I know how to use history commands to clear it, but I want the whole video where I could find those logs in order to clear my trace, and you did a great job and exceeded our expectations!
Thank you very much for making this video... i learned lot of things from this... i hope & i wish that u will make sime informative on Cyber forensics in detail ... Waiting for it...
Command history is appended to the file whose path is stored in the variable "$HISTFILE", but only AFTER you have ended your session. HISTFILE is automatically set to ~/.bash_history for each new shell. TL;DR Just type HISTFILE=/dev/null when you're hacking and nothing will be saved in .bash_history
In Arch Linux, the directory /var/log/journal/ is a part of the systemd package, and the journal (when Storage= is set to auto in /etc/systemd/journald.conf) will write to /var/log/journal/. If that directory is deleted, systemd will not recreate it automatically and instead will write its logs to /run/systemd/journal in a nonpersistent way. However, the folder will be recreated if Storage=persistent is added to journald.conf and systemd-journald.service (the logging service) is restarted (or the system is rebooted). (Directly from archlinux wiki) and on other systems which logging is a service stackoverflow.com/questions/17358499/linux-how-to-disable-all-log read this. But I don't know how reliable is this method.
Clearing logs 99% of times is not allowed in a pentest since if there is a real attacker his defense can argue that logs are admissible since the company pentester or third party pentester tempered with logs also the use of rootkits and code injection in product source code since it has major impact so pentestos always limited somehow and before you go clear logs be 100% you have permission written permission since it's not a joke
Shredding important log files is not preventing the system to work as intended ?! Lets suppose i am pentesting a Linux Machine ,Is it not easier to backup all the log files at the exact moment when i log into the machine ,And after my changes in the FIlesystem ,I simply replaced the modified log files with the original one ? ( Ofc deleting the later generated entrys from the log files like auth.log and .bash_history , etc )
I know this is easy to over look but shred relies on an important assumption.
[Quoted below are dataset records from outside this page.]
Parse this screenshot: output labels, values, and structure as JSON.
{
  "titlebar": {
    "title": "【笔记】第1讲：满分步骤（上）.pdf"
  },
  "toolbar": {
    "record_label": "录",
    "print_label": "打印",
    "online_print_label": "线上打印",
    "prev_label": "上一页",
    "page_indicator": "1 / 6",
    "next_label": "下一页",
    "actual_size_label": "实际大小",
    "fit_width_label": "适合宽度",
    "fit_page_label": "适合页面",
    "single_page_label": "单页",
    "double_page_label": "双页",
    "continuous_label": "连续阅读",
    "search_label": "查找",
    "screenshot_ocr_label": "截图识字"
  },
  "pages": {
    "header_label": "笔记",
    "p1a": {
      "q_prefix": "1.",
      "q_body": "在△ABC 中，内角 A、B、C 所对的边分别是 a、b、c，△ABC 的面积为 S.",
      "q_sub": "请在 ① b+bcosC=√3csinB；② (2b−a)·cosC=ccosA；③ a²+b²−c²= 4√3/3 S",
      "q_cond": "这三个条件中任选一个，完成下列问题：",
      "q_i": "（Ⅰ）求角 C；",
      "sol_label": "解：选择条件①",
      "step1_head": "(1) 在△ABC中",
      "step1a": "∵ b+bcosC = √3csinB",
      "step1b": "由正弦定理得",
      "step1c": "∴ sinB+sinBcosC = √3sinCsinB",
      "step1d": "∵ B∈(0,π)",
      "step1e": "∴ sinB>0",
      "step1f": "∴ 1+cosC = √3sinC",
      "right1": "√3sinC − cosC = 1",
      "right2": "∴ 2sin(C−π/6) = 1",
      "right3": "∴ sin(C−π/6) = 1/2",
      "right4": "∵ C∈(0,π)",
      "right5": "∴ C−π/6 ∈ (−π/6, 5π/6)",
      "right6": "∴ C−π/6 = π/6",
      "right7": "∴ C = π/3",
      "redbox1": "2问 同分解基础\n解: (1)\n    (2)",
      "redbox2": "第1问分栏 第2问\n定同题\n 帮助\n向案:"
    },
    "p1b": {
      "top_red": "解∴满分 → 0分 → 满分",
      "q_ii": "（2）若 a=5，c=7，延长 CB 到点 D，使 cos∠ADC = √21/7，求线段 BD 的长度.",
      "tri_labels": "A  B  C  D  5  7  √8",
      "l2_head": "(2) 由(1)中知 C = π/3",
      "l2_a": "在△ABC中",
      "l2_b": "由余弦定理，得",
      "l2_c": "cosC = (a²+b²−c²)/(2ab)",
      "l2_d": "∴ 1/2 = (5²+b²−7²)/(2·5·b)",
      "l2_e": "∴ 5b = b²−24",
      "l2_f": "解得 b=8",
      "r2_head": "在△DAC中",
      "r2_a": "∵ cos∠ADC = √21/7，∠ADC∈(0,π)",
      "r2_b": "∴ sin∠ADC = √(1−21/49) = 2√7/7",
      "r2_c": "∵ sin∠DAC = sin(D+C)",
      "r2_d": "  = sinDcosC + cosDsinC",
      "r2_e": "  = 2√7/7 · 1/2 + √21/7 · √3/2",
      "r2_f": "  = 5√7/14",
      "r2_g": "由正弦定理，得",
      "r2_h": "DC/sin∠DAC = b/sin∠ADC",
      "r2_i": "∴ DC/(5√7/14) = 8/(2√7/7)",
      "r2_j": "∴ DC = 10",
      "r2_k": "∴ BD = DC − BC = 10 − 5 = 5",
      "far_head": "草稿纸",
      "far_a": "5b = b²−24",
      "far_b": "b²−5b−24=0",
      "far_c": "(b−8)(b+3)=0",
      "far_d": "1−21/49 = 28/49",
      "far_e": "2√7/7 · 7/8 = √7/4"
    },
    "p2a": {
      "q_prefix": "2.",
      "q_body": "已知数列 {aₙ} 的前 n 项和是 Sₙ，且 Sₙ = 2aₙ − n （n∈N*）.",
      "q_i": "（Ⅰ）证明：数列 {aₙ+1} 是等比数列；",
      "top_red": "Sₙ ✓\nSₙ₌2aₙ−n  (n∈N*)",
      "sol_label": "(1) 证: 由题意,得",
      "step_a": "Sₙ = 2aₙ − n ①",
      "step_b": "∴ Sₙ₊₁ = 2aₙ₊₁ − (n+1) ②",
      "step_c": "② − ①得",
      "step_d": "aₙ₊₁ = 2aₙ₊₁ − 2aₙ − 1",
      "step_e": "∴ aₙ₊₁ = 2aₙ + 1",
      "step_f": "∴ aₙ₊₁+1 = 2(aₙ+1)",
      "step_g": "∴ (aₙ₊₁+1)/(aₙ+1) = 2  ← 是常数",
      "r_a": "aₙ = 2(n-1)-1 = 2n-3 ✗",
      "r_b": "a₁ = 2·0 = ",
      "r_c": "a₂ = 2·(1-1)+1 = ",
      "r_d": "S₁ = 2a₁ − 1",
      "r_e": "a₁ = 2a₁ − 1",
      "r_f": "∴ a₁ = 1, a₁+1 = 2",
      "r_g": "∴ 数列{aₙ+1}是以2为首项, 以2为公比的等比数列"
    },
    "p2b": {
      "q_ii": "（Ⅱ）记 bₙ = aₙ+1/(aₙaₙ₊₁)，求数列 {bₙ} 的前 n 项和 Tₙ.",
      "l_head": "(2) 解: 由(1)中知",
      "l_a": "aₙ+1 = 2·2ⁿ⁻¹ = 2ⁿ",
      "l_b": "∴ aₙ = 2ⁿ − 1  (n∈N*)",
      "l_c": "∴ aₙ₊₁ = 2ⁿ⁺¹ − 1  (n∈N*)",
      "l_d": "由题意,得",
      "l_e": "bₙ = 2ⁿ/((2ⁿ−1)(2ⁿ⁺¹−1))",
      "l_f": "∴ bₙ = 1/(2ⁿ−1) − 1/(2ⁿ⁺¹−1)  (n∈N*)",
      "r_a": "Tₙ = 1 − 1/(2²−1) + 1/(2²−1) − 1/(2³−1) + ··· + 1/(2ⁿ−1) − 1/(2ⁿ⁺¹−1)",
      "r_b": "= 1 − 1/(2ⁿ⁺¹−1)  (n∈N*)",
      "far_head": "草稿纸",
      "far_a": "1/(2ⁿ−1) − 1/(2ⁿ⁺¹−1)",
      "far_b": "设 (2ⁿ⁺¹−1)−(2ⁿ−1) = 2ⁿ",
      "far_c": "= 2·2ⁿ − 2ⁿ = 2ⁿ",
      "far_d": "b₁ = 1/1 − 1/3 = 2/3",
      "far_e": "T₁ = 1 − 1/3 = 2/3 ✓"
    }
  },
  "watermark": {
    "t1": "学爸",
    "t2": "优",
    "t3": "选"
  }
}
That is, A file system overwrites the data in place which isn't the case in all of the present day file systems(Xfs , ext3 or raid-based file systems in some case's) Just a heads up for someone who is going to try this.
1.hey Hackersploit can you tell me something about this LAN tap all ATM machines are working on LAN is this possible to sniff ATM transaction 2. is that possible Hackers can intercept ATM machine that i am using for my transaction ???
the program shred the files, should have a amnesic part that forget how it had over write the file. kind of using rust or nim and no c or c++ that use other part of memory to do a new task.
After giving the command " shred - vfzu auth.log". It shows "Shred : auth log failed to open for writing: operation not permitted " Kindly give the solution
okay i agree about clearing logs and backdoors! but how if the forensics team recover all the deleted data over the device! its just an old trick now the nsa have a big technology helping them to finding the hackers like over communication gsm-line but if you hack the server and exploit the root privileges to editing the virtual ip it will be fine!
Plz help me , i have a problem , when i use python for cupp.py , error and say : File cupp.py, line 40, in import urllib.error import error : no module named error , help me plz
It is creating multiple overwriting with random 1s and 0s in other to get rid of the file. More of writing 20 words on a tiny piece of paper to overwrite the previous.
Some of the stuff seen in these videos can be done on Windows, but you'd probably have better luck in a Linux environment. I'd recommend installing Linux in a Virtual Machine if you're able to. It won't cost you any money, and you won't need to get rid of Windows ether. You'll have a way better time following along with these videos if you do.